A grand jury indicted Trump late Monday night for his alleged efforts to overturn the 2020 presidential election in Georgia. 18 others, including Trump allies Rudy Giuliani, John Eastman, Sidney Powell, Jeffrey Clark and Kenneth Chesebro, were indicted along with the former president.

Former Chief of Staff Mark Meadows has also been indicted and charged with racketeering and solicitation of violation of oath by a public officer in relation to setting up a call between Trump and Secretary of State Brad Raffensperger. Meadows filed a motion to have his case moved from state court to federal court on the grounds that, as federal law stipulates, he was an “officer of the United States” acting “under color of such office.”

Honig said Trump is likely to make the same argument, prompting host John Berman to ask why Meadows and Trump would want to get their case moved to federal court.

“Well, if this case is charged in only Fulton County … the jury will be very anti-Trump. The count in 2020 was about 72 percent for Biden, 26 for Trump,” Honig said, with both he and Berman noting two counties just north of Fulton are “way better for Trump” since he won them in the 2020 election.

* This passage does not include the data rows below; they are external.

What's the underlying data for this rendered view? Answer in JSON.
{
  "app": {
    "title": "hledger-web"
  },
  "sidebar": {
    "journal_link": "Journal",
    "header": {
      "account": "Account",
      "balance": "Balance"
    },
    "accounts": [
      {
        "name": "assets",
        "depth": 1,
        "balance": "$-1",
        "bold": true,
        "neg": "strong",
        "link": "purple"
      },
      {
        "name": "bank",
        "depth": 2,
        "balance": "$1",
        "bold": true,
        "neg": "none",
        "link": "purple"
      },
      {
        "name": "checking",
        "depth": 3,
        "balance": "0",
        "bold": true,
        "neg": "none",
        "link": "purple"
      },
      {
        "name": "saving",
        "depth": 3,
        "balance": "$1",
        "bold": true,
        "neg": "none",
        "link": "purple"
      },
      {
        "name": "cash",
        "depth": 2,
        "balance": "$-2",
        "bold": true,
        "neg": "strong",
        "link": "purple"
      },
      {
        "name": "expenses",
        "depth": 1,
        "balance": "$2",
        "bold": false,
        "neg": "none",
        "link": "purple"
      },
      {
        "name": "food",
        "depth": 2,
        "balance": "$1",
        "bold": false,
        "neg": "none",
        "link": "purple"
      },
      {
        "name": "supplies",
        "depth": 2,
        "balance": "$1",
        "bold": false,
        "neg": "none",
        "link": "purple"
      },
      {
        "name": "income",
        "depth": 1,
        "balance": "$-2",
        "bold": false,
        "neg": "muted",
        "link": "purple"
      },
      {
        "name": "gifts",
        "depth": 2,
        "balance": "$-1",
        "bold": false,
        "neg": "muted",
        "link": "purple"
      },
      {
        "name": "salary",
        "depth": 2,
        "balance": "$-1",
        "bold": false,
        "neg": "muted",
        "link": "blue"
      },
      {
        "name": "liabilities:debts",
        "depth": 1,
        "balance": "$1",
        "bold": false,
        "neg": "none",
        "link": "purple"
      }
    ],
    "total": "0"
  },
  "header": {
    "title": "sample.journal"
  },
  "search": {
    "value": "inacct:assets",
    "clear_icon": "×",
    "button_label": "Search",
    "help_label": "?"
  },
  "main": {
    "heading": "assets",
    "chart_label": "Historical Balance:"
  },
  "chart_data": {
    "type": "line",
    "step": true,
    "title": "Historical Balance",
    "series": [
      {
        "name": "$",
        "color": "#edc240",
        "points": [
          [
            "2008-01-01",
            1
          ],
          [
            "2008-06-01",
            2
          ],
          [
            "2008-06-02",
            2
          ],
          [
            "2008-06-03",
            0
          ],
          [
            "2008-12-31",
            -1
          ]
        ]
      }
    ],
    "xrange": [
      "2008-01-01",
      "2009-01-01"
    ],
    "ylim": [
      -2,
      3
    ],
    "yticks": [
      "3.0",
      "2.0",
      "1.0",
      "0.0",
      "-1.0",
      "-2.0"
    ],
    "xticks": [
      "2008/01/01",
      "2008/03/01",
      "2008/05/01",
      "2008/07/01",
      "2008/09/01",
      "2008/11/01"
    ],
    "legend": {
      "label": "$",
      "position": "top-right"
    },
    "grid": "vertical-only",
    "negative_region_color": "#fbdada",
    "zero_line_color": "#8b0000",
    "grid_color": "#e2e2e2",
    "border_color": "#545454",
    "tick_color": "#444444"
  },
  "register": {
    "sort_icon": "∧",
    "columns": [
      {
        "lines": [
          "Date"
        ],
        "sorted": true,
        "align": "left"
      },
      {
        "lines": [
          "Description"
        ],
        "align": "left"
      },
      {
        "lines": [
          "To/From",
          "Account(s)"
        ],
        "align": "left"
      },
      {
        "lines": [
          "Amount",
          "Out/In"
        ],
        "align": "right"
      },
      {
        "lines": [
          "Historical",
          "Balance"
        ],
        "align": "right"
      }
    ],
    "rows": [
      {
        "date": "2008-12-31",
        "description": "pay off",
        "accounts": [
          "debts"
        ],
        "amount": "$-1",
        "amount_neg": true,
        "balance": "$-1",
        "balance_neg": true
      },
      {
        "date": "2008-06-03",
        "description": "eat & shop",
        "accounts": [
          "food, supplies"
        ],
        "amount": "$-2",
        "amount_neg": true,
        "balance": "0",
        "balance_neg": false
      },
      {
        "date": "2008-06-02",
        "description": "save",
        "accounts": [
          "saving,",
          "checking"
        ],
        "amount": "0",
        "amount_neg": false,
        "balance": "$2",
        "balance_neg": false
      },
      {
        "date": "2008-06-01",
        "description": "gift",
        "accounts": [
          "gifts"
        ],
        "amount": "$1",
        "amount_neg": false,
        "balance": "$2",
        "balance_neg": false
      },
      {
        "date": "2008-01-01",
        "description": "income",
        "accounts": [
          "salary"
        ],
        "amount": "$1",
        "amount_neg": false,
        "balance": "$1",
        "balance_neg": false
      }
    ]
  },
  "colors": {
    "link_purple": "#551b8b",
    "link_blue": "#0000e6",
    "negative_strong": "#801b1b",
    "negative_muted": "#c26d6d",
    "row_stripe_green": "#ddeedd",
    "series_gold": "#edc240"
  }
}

“If they get into federal court the jury will be drawn from the entire northern district of Georgia which is basically all of these counties,” Honig noted, drawing a wide circle on a map of the state. “If they stay in Fani Willis’ court, it’s gonna be all from Fulton County.” (RELATED: CNN Legal Analyst Elie Honig Lays Out Disadvantages In Georgia Trump Indictments)

Concerns about the jury pool have already arisen, with Georgia State University Constitutional Law professor Eric Segall saying Tuesday that race would play a role in the case.

Segall said Trump “is probably a little more sensitive to black women than he is to other people and the Fulton County jury pool is going to be largely African-American.”